Of course, for D7 this has to be a contrib module, but depending on the reception it could certainly be best to incorporate some of it into core Search for D8. I don't know if my module could really replace core Search, but there are of course several overlappings. It seems I should in any case take a look at the Search by Page module, obivously it does some interesting things. ;) And since I'm all for flexibility anyways I can of course try to support them, if possible. Allowing data sources apart from entities, for example, should be rather simple as far as my experience with apachesolr_rdf goes. And now that I'm aware of this use case there doesn't seem any reason not to account for it.
In any case thanks for your effort and the best of luck with core Search! It would certainly profit from some rework.
Searchlight from Development Seed
I'm not sure where they're taking this... but this experimental search backend module Young Hahn has put up on github looks interesting.

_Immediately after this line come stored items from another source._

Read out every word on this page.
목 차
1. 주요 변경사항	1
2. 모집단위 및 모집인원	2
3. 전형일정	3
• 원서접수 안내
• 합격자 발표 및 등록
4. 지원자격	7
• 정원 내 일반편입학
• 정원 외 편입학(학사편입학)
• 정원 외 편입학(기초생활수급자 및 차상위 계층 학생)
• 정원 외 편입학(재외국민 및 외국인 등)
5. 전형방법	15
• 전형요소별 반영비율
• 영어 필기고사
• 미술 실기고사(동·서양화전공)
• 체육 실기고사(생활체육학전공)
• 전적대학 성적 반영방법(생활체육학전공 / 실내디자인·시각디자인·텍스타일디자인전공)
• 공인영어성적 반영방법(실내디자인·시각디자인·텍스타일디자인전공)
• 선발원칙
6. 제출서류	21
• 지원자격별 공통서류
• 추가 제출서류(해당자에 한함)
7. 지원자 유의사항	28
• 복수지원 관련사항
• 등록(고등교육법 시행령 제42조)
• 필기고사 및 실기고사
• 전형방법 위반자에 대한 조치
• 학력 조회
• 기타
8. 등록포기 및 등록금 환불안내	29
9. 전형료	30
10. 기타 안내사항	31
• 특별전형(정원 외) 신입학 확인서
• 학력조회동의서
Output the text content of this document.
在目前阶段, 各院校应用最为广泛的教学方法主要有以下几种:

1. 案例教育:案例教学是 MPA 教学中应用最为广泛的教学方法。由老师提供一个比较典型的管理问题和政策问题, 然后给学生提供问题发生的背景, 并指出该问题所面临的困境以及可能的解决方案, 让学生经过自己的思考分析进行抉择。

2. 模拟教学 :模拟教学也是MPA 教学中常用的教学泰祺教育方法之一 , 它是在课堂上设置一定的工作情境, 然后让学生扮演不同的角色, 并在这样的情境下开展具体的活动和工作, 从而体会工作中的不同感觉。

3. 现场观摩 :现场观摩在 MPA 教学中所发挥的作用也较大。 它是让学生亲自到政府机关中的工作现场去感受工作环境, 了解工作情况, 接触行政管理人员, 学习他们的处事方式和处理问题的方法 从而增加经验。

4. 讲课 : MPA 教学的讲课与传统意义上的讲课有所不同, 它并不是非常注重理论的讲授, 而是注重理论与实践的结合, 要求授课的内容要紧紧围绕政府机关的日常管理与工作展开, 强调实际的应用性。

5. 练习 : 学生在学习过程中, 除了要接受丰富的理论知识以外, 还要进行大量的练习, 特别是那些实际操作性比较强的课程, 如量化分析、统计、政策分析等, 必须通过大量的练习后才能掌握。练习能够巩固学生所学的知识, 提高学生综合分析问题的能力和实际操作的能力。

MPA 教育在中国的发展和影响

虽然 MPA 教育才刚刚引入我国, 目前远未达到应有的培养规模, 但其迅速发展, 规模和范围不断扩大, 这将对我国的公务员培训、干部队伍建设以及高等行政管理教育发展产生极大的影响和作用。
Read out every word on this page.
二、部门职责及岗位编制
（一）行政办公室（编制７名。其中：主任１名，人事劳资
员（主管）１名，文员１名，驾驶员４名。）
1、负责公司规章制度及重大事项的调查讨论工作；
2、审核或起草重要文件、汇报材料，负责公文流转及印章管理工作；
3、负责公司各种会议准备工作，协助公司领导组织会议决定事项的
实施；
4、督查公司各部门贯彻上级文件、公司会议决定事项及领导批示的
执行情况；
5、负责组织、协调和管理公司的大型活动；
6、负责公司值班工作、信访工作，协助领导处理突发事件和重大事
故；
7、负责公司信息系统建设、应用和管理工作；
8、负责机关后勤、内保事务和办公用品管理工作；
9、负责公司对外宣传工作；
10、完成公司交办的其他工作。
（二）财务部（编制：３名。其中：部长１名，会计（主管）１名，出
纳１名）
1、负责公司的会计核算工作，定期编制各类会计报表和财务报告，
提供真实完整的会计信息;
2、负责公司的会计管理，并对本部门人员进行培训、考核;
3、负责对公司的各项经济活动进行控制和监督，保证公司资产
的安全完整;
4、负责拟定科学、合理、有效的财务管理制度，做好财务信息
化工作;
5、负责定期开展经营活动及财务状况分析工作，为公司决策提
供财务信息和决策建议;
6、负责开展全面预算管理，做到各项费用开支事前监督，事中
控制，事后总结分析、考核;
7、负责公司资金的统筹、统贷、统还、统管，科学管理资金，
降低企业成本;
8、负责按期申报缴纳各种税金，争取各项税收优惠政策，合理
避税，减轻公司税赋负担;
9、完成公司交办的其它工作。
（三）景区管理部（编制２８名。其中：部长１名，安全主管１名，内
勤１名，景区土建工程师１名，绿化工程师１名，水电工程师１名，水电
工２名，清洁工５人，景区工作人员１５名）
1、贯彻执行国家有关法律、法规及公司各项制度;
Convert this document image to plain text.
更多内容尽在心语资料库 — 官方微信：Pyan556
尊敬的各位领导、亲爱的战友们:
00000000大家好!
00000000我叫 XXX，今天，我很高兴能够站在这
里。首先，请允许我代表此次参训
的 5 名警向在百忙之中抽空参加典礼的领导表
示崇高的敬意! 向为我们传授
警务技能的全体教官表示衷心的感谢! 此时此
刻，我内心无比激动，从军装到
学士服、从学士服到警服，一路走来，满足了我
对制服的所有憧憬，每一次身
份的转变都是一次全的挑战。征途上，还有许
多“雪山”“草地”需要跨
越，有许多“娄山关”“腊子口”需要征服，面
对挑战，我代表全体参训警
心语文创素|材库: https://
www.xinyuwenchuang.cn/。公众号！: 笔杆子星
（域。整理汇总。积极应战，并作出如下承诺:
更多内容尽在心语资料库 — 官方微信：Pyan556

http://github.com/yhahn/searchlight
From the README:
Kyle Mathews
Thanks for the link
Thanks for the link, this really looks interesting. A shame it isn't usable yet, but I'll definitely take a look. The paradigm seems to be a bit different, but the overall goal (at least backend-wise) matches mine and it should at least be possible to gain some insights based on that modules design and development.
Proposal available
I've now finished and submitted a proposal, please feel free to read it if you're interested. I've set it to "public", so it should be somehow readable not just by mentors, but I don't really know if or how that works. Anyways, if you can gain access, it should be available here: Creating a generic Search API
If this public access thing doesn't work, I could also post it here — just ask.
facet api
Just to mention Facet API module. I see efforts around searching in drupal, kudos for all!
Yes post your proposal here
Yes post your proposal here !
I m highly interested in this project.
We want to work on an Search API that could work on both MySQL default engine and Solr (at least).
We have many points to work on :
It's a bit outdated now …
If you want, I could post it, but since the project was already finished some months ago (can't really say from your comment if you knew that already), the proposal is quite outdated already.
These pages provide far more accurate information:
NO lol the module looks
NO lol the module looks wonderful... but the proposal page came first in google ...
What do you thing about the CCK integration ?
and enhance/replace the default content search in admin ?
PS : Our goal is to create a back office to manage huge number of nodes...
The module is Drupal 7, so
The module is Drupal 7, so mostly it's about Fields, not CCK, which are fully supported. I don't exactly know whether node references are supported or not – if they aren't, this would have to be either fixed in the Entity API module, or in CCK by providing proper entity property info definitions. Best ask in the Entity API module first. Or rather, test if node reference fields are recognized first, and if they aren't, ask.
The widget you'd have to code yourself, either way, I'm afraid, such things aren't contained in the API. But there is a Views integration, so maybe this would be rather easy to do.
The default content search can be replaced, although having it in a tab like the normal searches would require a little extra code.